We are required to share information with Healthwatch England to ensure that your views are considered at a national level. This enables them to analyse service provision across the country and supply the Department of Health and national commissioners with the information you provide.

Find out more about Healthwatch England’s purpose and what they do.

The information we provide to Healthwatch England contains no personally identifiable data. Any information that is used for national publications is anonymised and will only be used with the consent of a local Healthwatch.

Your right to complain

We believe it is very important to keep your personal information secure and we work to high standards to do so. If you feel that we have not met our responsibilities under data protection legislation, please contact us at [email protected] and we would be happy to help.

If you remain dissatisfied, you can request an independent assessment from the Information Commissioner’s Office (ICO).

Information about people who use our website and cookies

When you browse our website, it does not collect or store your personal data.
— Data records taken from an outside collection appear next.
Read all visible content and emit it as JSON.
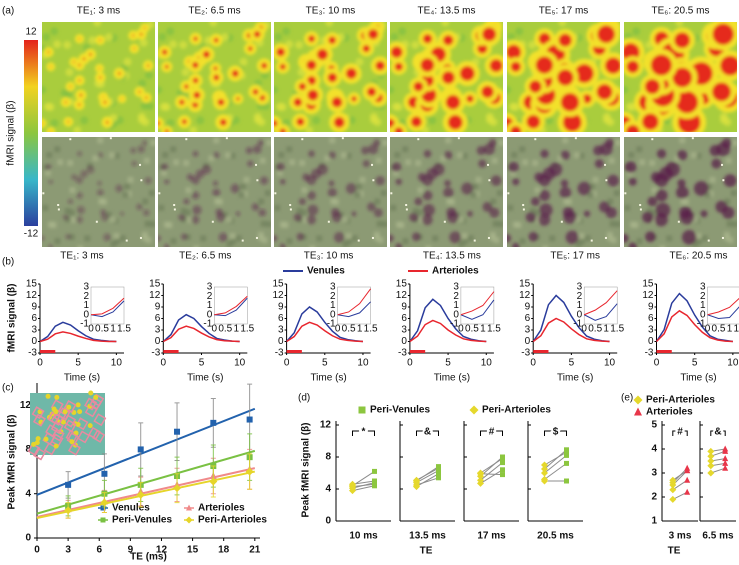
{
  "panel_a": {
    "label": "(a)",
    "titles": [
      "TE₁: 3 ms",
      "TE₂: 6.5 ms",
      "TE₃: 10 ms",
      "TE₄: 13.5 ms",
      "TE₅: 17 ms",
      "TE₆: 20.5 ms"
    ],
    "colorbar_label": "fMRI signal (β)",
    "colorbar_lim": [
      -12,
      12
    ],
    "colorbar_ticks": [
      12,
      -12
    ]
  },
  "chart_data": [
    {
      "type": "line-panels",
      "label": "(b)",
      "titles": [
        "TE₁: 3 ms",
        "TE₂: 6.5 ms",
        "TE₃: 10 ms",
        "TE₄: 13.5 ms",
        "TE₅: 17 ms",
        "TE₆: 20.5 ms"
      ],
      "ylabel": "fMRI signal (β)",
      "xlabel": "Time (s)",
      "x": [
        0,
        1,
        2,
        3,
        4,
        5,
        6,
        7,
        8,
        9,
        10
      ],
      "xlim": [
        0,
        11
      ],
      "xticks": [
        0,
        5,
        10
      ],
      "ylim": [
        -3,
        15
      ],
      "yticks": [
        -3,
        0,
        3,
        6,
        9,
        12,
        15
      ],
      "stimulus": [
        0,
        2
      ],
      "stimulus_color": "#e8262e",
      "inset_x": [
        0,
        0.5,
        1,
        1.5
      ],
      "inset_xlim": [
        0,
        1.5
      ],
      "inset_xticks": [
        0,
        0.5,
        1,
        1.5
      ],
      "inset_ylim": [
        -1,
        3
      ],
      "inset_yticks": [
        -1,
        0,
        1,
        2,
        3
      ],
      "series": [
        {
          "name": "Venules",
          "color": "#2a3c9c",
          "values": [
            [
              0,
              1.3,
              4,
              5,
              4.3,
              2.8,
              1.5,
              0.6,
              0.3,
              0.1,
              0
            ],
            [
              0,
              1.8,
              5.6,
              7,
              6,
              3.9,
              2.1,
              0.8,
              0.4,
              0.1,
              0
            ],
            [
              0,
              2.3,
              7.2,
              9,
              7.7,
              5,
              2.7,
              1.1,
              0.5,
              0.2,
              0
            ],
            [
              0,
              2.8,
              8.8,
              11,
              9.4,
              6,
              3.3,
              1.3,
              0.6,
              0.2,
              0
            ],
            [
              0,
              3,
              9.6,
              12,
              10.2,
              6.6,
              3.6,
              1.4,
              0.6,
              0.2,
              0
            ],
            [
              0,
              3.1,
              10,
              12.5,
              10.6,
              6.9,
              3.8,
              1.5,
              0.6,
              0.3,
              0
            ]
          ],
          "inset_values": [
            [
              0,
              -0.2,
              0.3,
              1.5
            ],
            [
              0,
              -0.1,
              0.5,
              1.8
            ],
            [
              0,
              -0.2,
              0.2,
              1.4
            ],
            [
              0,
              -0.5,
              0,
              1.6
            ],
            [
              0,
              -0.6,
              -0.2,
              1.2
            ],
            [
              0,
              -0.4,
              -0.3,
              1
            ]
          ]
        },
        {
          "name": "Arterioles",
          "color": "#e8262e",
          "values": [
            [
              0,
              0.6,
              2,
              2.5,
              2.1,
              1.4,
              0.8,
              0.3,
              0.1,
              0,
              0
            ],
            [
              0,
              1,
              3.2,
              4,
              3.4,
              2.2,
              1.2,
              0.5,
              0.2,
              0.1,
              0
            ],
            [
              0,
              1.3,
              4,
              5,
              4.3,
              2.8,
              1.5,
              0.6,
              0.3,
              0.1,
              0
            ],
            [
              0,
              1.4,
              4.4,
              5.5,
              4.7,
              3,
              1.7,
              0.7,
              0.3,
              0.1,
              0
            ],
            [
              0,
              1.5,
              4.8,
              6,
              5.1,
              3.3,
              1.8,
              0.7,
              0.3,
              0.1,
              0
            ],
            [
              0,
              2,
              6.4,
              8,
              6.8,
              4.4,
              2.4,
              1,
              0.4,
              0.1,
              0
            ]
          ],
          "inset_values": [
            [
              0,
              0.1,
              0.7,
              1.8
            ],
            [
              0,
              0.2,
              0.9,
              2
            ],
            [
              0,
              0.3,
              1.2,
              2.8
            ],
            [
              0,
              0.4,
              1,
              2.5
            ],
            [
              0,
              0.5,
              1.3,
              2.6
            ],
            [
              0,
              0.3,
              0.8,
              1.9
            ]
          ]
        }
      ]
    },
    {
      "type": "scatter-fit",
      "label": "(c)",
      "xlabel": "TE (ms)",
      "ylabel": "Peak fMRI signal (β)",
      "x": [
        3,
        6.5,
        10,
        13.5,
        17,
        20.5
      ],
      "xlim": [
        0,
        21.5
      ],
      "xticks": [
        0,
        3,
        6,
        9,
        12,
        15,
        18,
        21
      ],
      "ylim": [
        0,
        14
      ],
      "yticks": [
        0,
        4,
        8,
        12
      ],
      "series": [
        {
          "name": "Venules",
          "color": "#2262ad",
          "marker": "square",
          "values": [
            4.8,
            5.8,
            8,
            9.6,
            10.4,
            10.7
          ],
          "errors": [
            1.2,
            1.8,
            2.4,
            2.6,
            2.2,
            3.2
          ],
          "fit": [
            3.9,
            0.37
          ]
        },
        {
          "name": "Arterioles",
          "color": "#f08a8a",
          "marker": "triangle",
          "values": [
            2.6,
            3.3,
            4.2,
            4.8,
            5.6,
            6.2
          ],
          "errors": [
            0.8,
            1,
            1.3,
            1.5,
            1.6,
            1.8
          ],
          "fit": [
            1.9,
            0.21
          ]
        },
        {
          "name": "Peri-Venules",
          "color": "#7ac143",
          "marker": "square",
          "values": [
            2.9,
            4,
            4.8,
            5.6,
            6.5,
            7.3
          ],
          "errors": [
            0.9,
            1.2,
            1.5,
            1.7,
            1.9,
            2.1
          ],
          "fit": [
            2.2,
            0.27
          ]
        },
        {
          "name": "Peri-Arterioles",
          "color": "#e6d52a",
          "marker": "diamond",
          "values": [
            2.5,
            3.2,
            3.9,
            4.5,
            5.1,
            6
          ],
          "errors": [
            0.7,
            0.9,
            1.1,
            1.3,
            1.4,
            1.6
          ],
          "fit": [
            1.8,
            0.2
          ]
        }
      ]
    },
    {
      "type": "paired",
      "label": "(d)",
      "ylabel": "Peak fMRI signal (β)",
      "xlabel": "TE",
      "categories": [
        "10 ms",
        "13.5 ms",
        "17 ms",
        "20.5 ms"
      ],
      "significance": [
        "*",
        "&",
        "#",
        "$"
      ],
      "ylim": [
        0,
        12
      ],
      "yticks": [
        0,
        4,
        8,
        12
      ],
      "series": [
        {
          "name": "Peri-Venules",
          "color": "#8cc63f",
          "marker": "square",
          "values": [
            [
              6.2,
              4.8,
              4.4,
              5,
              4.6
            ],
            [
              6.8,
              6.3,
              5.9,
              5.4,
              6.6
            ],
            [
              8,
              7.3,
              6.4,
              5.8,
              7.8
            ],
            [
              8.9,
              8.2,
              7.2,
              5,
              8.6
            ]
          ]
        },
        {
          "name": "Peri-Arterioles",
          "color": "#e5d82c",
          "marker": "diamond",
          "values": [
            [
              4.4,
              4.1,
              3.8,
              4.6,
              4.3
            ],
            [
              5,
              4.8,
              4.3,
              4.5,
              5.1
            ],
            [
              5.6,
              5.1,
              4.7,
              5.9,
              6
            ],
            [
              6.5,
              6,
              5.2,
              5,
              7
            ]
          ]
        }
      ]
    },
    {
      "type": "paired",
      "label": "(e)",
      "xlabel": "TE",
      "categories": [
        "3 ms",
        "6.5 ms"
      ],
      "significance": [
        "#",
        "&"
      ],
      "ylim": [
        1,
        5
      ],
      "yticks": [
        1,
        2,
        3,
        4,
        5
      ],
      "series": [
        {
          "name": "Peri-Arterioles",
          "color": "#e5d82c",
          "marker": "diamond",
          "values": [
            [
              2.6,
              2.5,
              2.3,
              1.9,
              2.7
            ],
            [
              3.9,
              3.5,
              3.3,
              3,
              3.7
            ]
          ]
        },
        {
          "name": "Arterioles",
          "color": "#e8364a",
          "marker": "triangle",
          "values": [
            [
              3.2,
              3.1,
              2.7,
              2.2,
              3.1
            ],
            [
              4,
              3.6,
              3.4,
              3.2,
              3.9
            ]
          ]
        }
      ]
    }
  ]
}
It does make a log of your IP address much like other websites do (as it is automatically recognised by the website server) but this will not identify you personally.

We will only collect personal data knowingly provided by you, such as:

Please be aware that our website requires the use of cookies, which is a string of information that a website stores on your computer and your browser provides to our website each time you return. (our website provider) uses cookies to help Healthwatch Norfolk identify and track visitors and your website access preferences. If you do not wish to have cookies placed on your computers, you should set your browsers to refuse cookies before using the Healthwatch Norfolk website. Read our cookie policy here.

Links to other websites

If we are linking to other organisations and their website, this privacy notice does not cover how they may process personal information. Please take a moment to read their privacy notice when you visit their website to make sure you are confident with how they process personal information.

Signing up to our newsletter

We use a third-party supplier to provide our newsletter service. By subscribing to this service you will be agreeing to them handling your data.

The third-party supplier handles the data purely to provide this service on our behalf. This supplier follows the requirements of the Data Protection Act 1998 and GDPR in how they obtain, handle and process your information. They will not make your data available to anyone other than Healthwatch Norfolk.